Bez wsparcia władz centralnych samorząd nie ma żadnych szans, a jeżeli samorząd uważa, że ze wszystkim sobie sam poradzi, to potem pęka mu rura i 3,5 mld litrów sześciennych fekaliów wylewa się do największej polskiej rzeki - powiedział w czwartek w Tomaszowie Mazowieckim (Łódzkie) prezydent Andrzej Duda.
Jak podkreślił, pracując z kolei jako wiceminister sprawiedliwości zobaczył, w jaki sposób "sprawy wielkie, państwowe przekładają się na funkcjonowanie samorządu". Wyraził przekonanie, że bez wsparcia ze strony władz centralnych samorząd nie ma żadnych szans".
"Ostatnimi czasy życie pokazuje, że rzeczywiście tak jest, a jeżeli samorząd ma ten problem, że uważa, że może sobie funkcjonować sam i ze wszystkim sobie sam poradzi, to potem pęka mu rura i przez 29 dni nie informuje rządu, że nie umie jej załatać, i 3,5 mld litrów sześciennych fekaliów wylewa się do największej polskiej rzeki" - powiedział Duda.
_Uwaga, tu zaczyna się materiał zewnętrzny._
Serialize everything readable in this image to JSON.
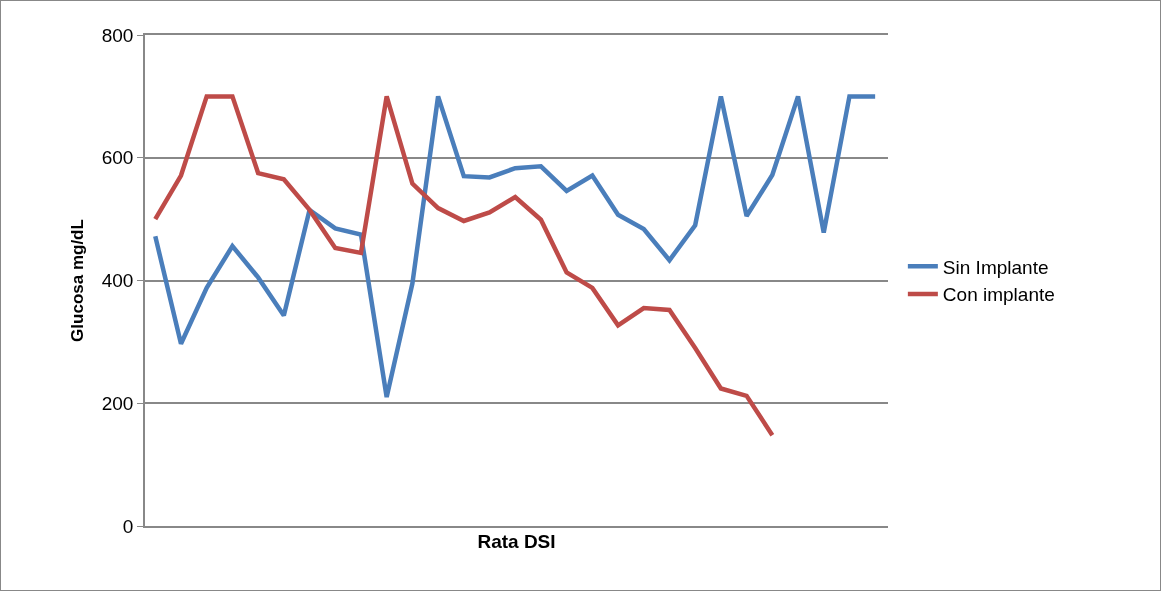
{
  "chart_data": {
    "type": "line",
    "xlabel": "Rata DSI",
    "ylabel": "Glucosa mg/dL",
    "categories": [
      null,
      null,
      null,
      null,
      null,
      null,
      null,
      null,
      null,
      null,
      null,
      null,
      null,
      null,
      null,
      null,
      null,
      null,
      null,
      null,
      null,
      null,
      null,
      null,
      null,
      null,
      null,
      null,
      null
    ],
    "series": [
      {
        "name": "Sin Implante",
        "color": "#4a7ebb",
        "values": [
          472,
          297,
          388,
          456,
          405,
          343,
          515,
          485,
          475,
          210,
          395,
          700,
          570,
          568,
          583,
          586,
          546,
          571,
          507,
          484,
          433,
          490,
          700,
          505,
          572,
          700,
          478,
          700,
          700
        ]
      },
      {
        "name": "Con implante",
        "color": "#be4b48",
        "values": [
          500,
          571,
          700,
          700,
          575,
          565,
          515,
          453,
          445,
          700,
          558,
          518,
          497,
          511,
          536,
          499,
          413,
          388,
          327,
          355,
          352,
          290,
          224,
          212,
          148,
          null,
          null,
          null,
          null
        ]
      }
    ],
    "ylim": [
      0,
      800
    ],
    "yticks": [
      0,
      200,
      400,
      600,
      800
    ],
    "grid": "y",
    "legend": "right",
    "marker": "none",
    "line_style": "solid",
    "tick_labels": "y"
  }
}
Jak zauważył, "współdziałanie władz dla dobra mieszkańców i Rzeczpospolitej jest bardzo ważne i jeżeli komuś zacietrzewienie polityczne zaćmiewa umysł, i zalewa mózg, to ma rzeczywiście problem, i po prostu krótko mówiąc nie nadaje się, pokazuje, że się nie nadaje".